Is it weird to call a horror novel charming? Because Things Have Gotten Worse Since We Last Spoke is definitely charming. Disturbing, upsetting, and frightening yes, but it just starts out so endearingly, with a quirky little exchange about an antique apple peeler via emails. Agnes, a young woman trying to sell her family’s kitchen heirloom on a queer message board, encounters Zoe when the latter offers to buy said apple peeler for $250, inclusive of shipping.
This sum is just significant enough to suspect that perhaps the inherited implement is being relinquished for the sake of some kind of financial crisis. Or perhaps this odd item needs a suitably odd means of disposal for some odd reason. We’re not sure. All we know at the outset is that a lighthearted exchange about a unitasker leaves one girl awaiting trial and one girl dead.
That’s not a spoiler, by the way. It’s in the prologue, and more power to Eric LaRocca for playing it that way. I enjoy horror that doesn’t twist itself into a tizzy about, well, twists. Shock value is rarely shocking these days, and I admire the confidence it takes to keep no secrets from the audience, relying therefore only on his skill at building character and mood. I also admire the gumption necessary to write what I suppose is a 21st century version of an epistolary novel, one told in email and chat rather than letter. It was A Thing a number of years ago, but it’s really fallen off since. I’m glad LaRocca has chosen to use it, since it enhances the sense of isolation and uncertainty running through the text.
But back to the point: is that confidence warranted? Yes, absolutely. It’s a fascinating folie à deux with some astonishingly dark developments, both psychological horror and outright gore. Can gory prose be lucid? It certainly is that.

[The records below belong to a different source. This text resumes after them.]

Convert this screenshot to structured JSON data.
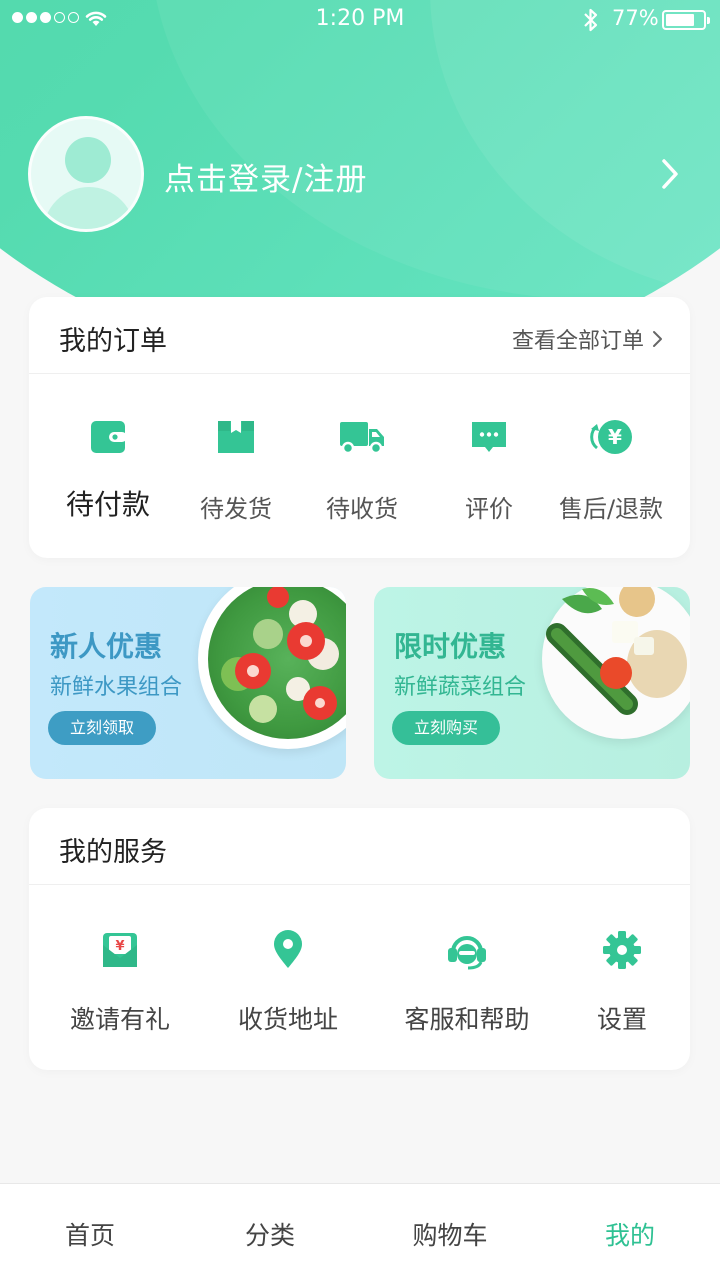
{
  "status_bar": {
    "time": "1:20 PM",
    "battery": "77%",
    "battery_level": 0.77,
    "icons": [
      "signal-icon",
      "wifi-icon",
      "bluetooth-icon",
      "battery-icon"
    ]
  },
  "profile": {
    "login_label": "点击登录/注册"
  },
  "orders": {
    "title": "我的订单",
    "view_all": "查看全部订单",
    "items": [
      {
        "label": "待付款",
        "icon": "wallet-icon"
      },
      {
        "label": "待发货",
        "icon": "package-icon"
      },
      {
        "label": "待收货",
        "icon": "truck-icon"
      },
      {
        "label": "评价",
        "icon": "comment-icon"
      },
      {
        "label": "售后/退款",
        "icon": "refund-icon"
      }
    ]
  },
  "promos": [
    {
      "title": "新人优惠",
      "subtitle": "新鲜水果组合",
      "button": "立刻领取"
    },
    {
      "title": "限时优惠",
      "subtitle": "新鲜蔬菜组合",
      "button": "立刻购买"
    }
  ],
  "services": {
    "title": "我的服务",
    "items": [
      {
        "label": "邀请有礼",
        "icon": "red-envelope-icon"
      },
      {
        "label": "收货地址",
        "icon": "location-icon"
      },
      {
        "label": "客服和帮助",
        "icon": "headset-icon"
      },
      {
        "label": "设置",
        "icon": "gear-icon"
      }
    ]
  },
  "tabs": [
    {
      "label": "首页"
    },
    {
      "label": "分类"
    },
    {
      "label": "购物车"
    },
    {
      "label": "我的",
      "active": true
    }
  ],
  "colors": {
    "accent": "#2fc193",
    "header_gradient_start": "#4cd3a2",
    "header_gradient_end": "#6ce8c9",
    "promo_blue": "#3e9dc4",
    "promo_green": "#35bf98"
  }
}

Gorgeous writing elevates the merely gross into the sublimely awful.
Do you know why the eye-torture scene in Odishon/Audition works so well? Because of the twisted tenderness on display. Anyone can have a visceral, sympathetic reaction to eyeballs, but for those who know what I’m talking about, there’s really no forgetting a tender torture. The tenderest possible gore, intent on evoking a feeling and not just the startle response.
The book might have benefited from being a tad longer. More scenes to pave the rather sizable leaps toward insanity into a smoother downward incline. More indication of what special connection existed (or seemed to exist) between these two women. Don’t get me wrong, the intimacy based on anonymity is compelling—the idea that it’s strangers above all with whom we can sometimes be our truest selves. But another few moments of emotional revelation would have been nice to provide a sturdier foundation for the madness that comes later.
There’s no faulting what is there, however. Every scene accomplishes so much for mood and character and narrative progress; it’s a master class in story construction. Read this book if you want to understand how horror should work. It won’t take you long, and you won’t be sure if you’re sorry or not it’s over. But you’ll know some things you didn’t before, even if you didn’t want to. You won’t be able to get them out of your head.